Debatable: Terminally-ill patients should be able to die with dignity

Angie Bravo, Staff writer

Assisted suicide is the act of terminating one’s own life through the intake of lethal substance with help provided by a physician. Death with Dignity laws allow those that meet certain criteria to end their life in California, Colorado, District of Columbia, Oregon, Vermont, and Washington. However, these laws should be extended throughout the U.S. for physical and emotional reasons.

One that is in aggravating pain, to a point in which people would decide they should end their own life should not have to keep enduring their torture of living.”

— Angie Bravo

For example, in January 2014 Brittany Maynard discovered she had brain cancer. Numerous procedures had been performed to remove the cancerous tumor but despite all efforts, the cancer returned with a greater magnitude: it was predicted she would not live more than six months. Residing in California — which had not had legalized laws on assisted suicide yet — moved to Oregon to use the Death with Dignity law that was in place. After having survived a stroke, Maynard decided to end her life on November 1, 2014, before her strokes could get worse: Maynard could have lived up to a point where would no longer be able to move or speak but she chose to die with dignity as anyone should be given the choice to do.
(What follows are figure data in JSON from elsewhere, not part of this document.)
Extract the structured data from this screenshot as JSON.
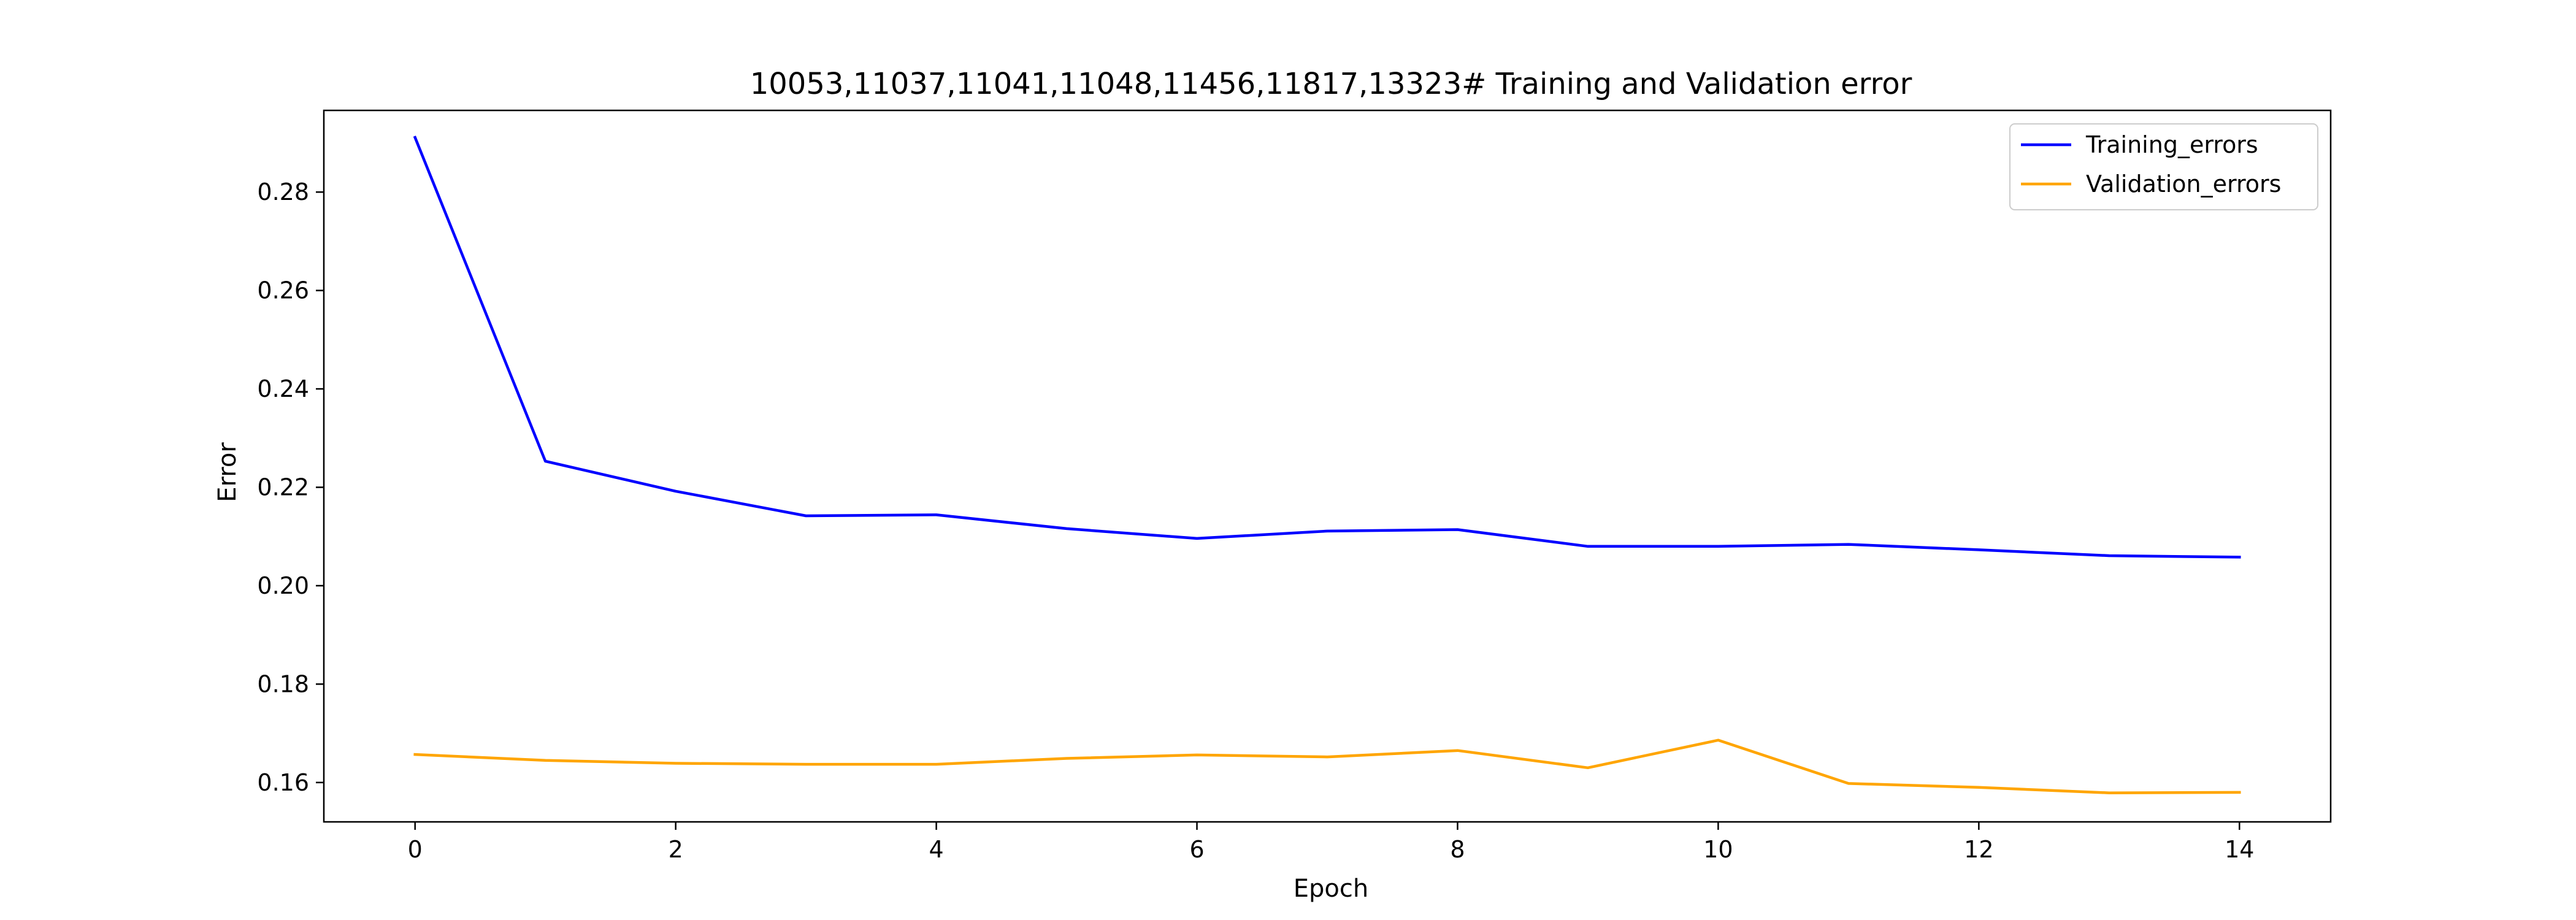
{
  "chart_data": {
    "type": "line",
    "title": "10053,11037,11041,11048,11456,11817,13323# Training and Validation error",
    "xlabel": "Epoch",
    "ylabel": "Error",
    "x": [
      0,
      1,
      2,
      3,
      4,
      5,
      6,
      7,
      8,
      9,
      10,
      11,
      12,
      13,
      14
    ],
    "xlim": [
      -0.7,
      14.7
    ],
    "ylim": [
      0.152,
      0.2966
    ],
    "xticks": [
      0,
      2,
      4,
      6,
      8,
      10,
      12,
      14
    ],
    "yticks": [
      0.16,
      0.18,
      0.2,
      0.22,
      0.24,
      0.26,
      0.28
    ],
    "ytick_labels": [
      "0.16",
      "0.18",
      "0.20",
      "0.22",
      "0.24",
      "0.26",
      "0.28"
    ],
    "grid": false,
    "legend_position": "top-right",
    "series": [
      {
        "name": "Training_errors",
        "color": "#0000ff",
        "values": [
          0.2911,
          0.2253,
          0.2192,
          0.2142,
          0.2144,
          0.2116,
          0.2096,
          0.2111,
          0.2114,
          0.208,
          0.208,
          0.2084,
          0.2073,
          0.2061,
          0.2058
        ]
      },
      {
        "name": "Validation_errors",
        "color": "#ffa500",
        "values": [
          0.1657,
          0.1645,
          0.1639,
          0.1637,
          0.1637,
          0.1649,
          0.1656,
          0.1652,
          0.1665,
          0.163,
          0.1686,
          0.1598,
          0.159,
          0.1579,
          0.158
        ]
      }
    ]
  }
}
Furthermore, when one thinks of assisted suicide we only take the patient into consideration but the family members and friends suffer as well seeing their loved ones get worse through the days. Ethan Remmel died in 2011 voluntarily, for example, so he would not reach a point in which he could not interact with his kids. Remmel had terminal colon cancer and in order to spare pain to himself and his family, he peacefully ended his life with sedatives.

When thinking of assisted suicide we must remember that the direct patients are not the only ones in pain; Family members and friends do not desire to see their loved ones and thereby for the emotional well-being of everyone when going through a tough situation, assisted suicide laws should be enacted through the U.S.

One prominent counter-argument against having nationwide assisted suicide laws is that it is believed to be unethical for a physician to participate in the death of others given that doctors must abide by the Hippocratic Oath. The oath states various factors a physician must follow, one of which states, “to treat the ill to the best of one’s ability.” Thus the oath is used against assisted suicide but in the realm of deadly medicine, chemotherapy keeps being used despite its negative health effects. Thereby, the oath presents inconsistencies and cannot be used a way to impede people’s right to die peacefully.

Just as people can choose to have others live, the patients themselves should be able to choose to die so they may no longer suffer physically and emotionally. Death is mercy upon those that want to go with dignity and thus they must be given the option to die when they choose.